UAlbany Category: Challenges for the 21st Century

Challenges for the 21st Century is a new UAlbany requirement, specific to UAlbany. This category is required for all students matriculating in Fall 2013 and thereafter and will be in addition to the existing General Education Program in effect beginning in Fall 2012. Since it is a “local” requirement, even students who have completed all their general education courses at another SUNY college/university, or have completed their A.A. or A.S. at another SUNY campus, must complete 3 credits in this local UAlbany category.

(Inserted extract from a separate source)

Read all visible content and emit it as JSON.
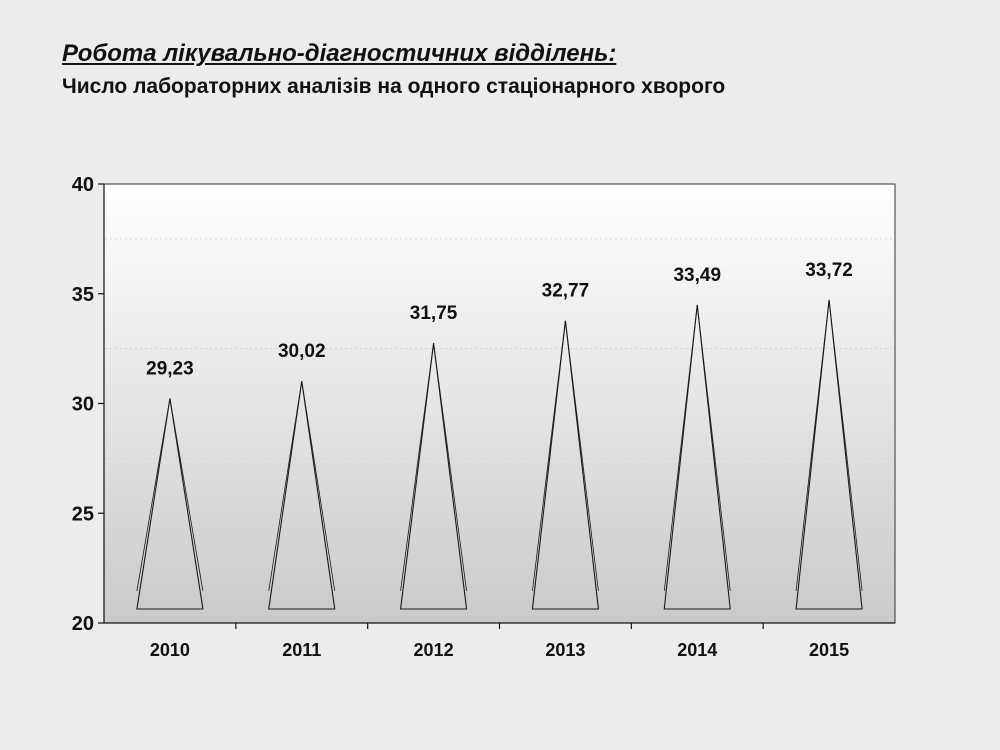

The courses in the category of Challenges for the 21st Century address a variety of issues focusing on challenges and opportunities in such areas as cultural diversity and pluralism, science and technology, social interaction, ethics, global citizenship, and others, and may include interdisciplinary approaches. Courses in this category will be expected to address the historical roots and contemporary manifestations of challenges that lie ahead as students move into the world beyond the University at Albany. Many courses that previously counted as Global and Cross-Cultural Studies or U.S. Diversity and Pluralism under the former General Education program may be appropriate for this category.

The General Education Committee has developed course proposal materials for Departments wishing to submit courses for inclusion in this category. These materials are posted on this site under Resources for Faculty/Course Proposal Process.

Learning Objectives for General Education Social Sciences Courses

Courses meeting Challenges for the 21st Century enable students to demonstrate:

  1. Knowledge and understanding of the historical roots, contemporary manifestations, and potential future courses of important challenges students may encounter as they move into the world beyond the university;
  2. Familiarity with these challenges in areas such as cultural diversity and pluralism, science and technology, social interaction, ethics, global citizenship, and/or others; 
  3. An integrated understanding of how challenges often affect individuals and societies simultaneously in many of these areas;
  4. An appreciation for interdisciplinary approaches to understanding contemporary and future challenges.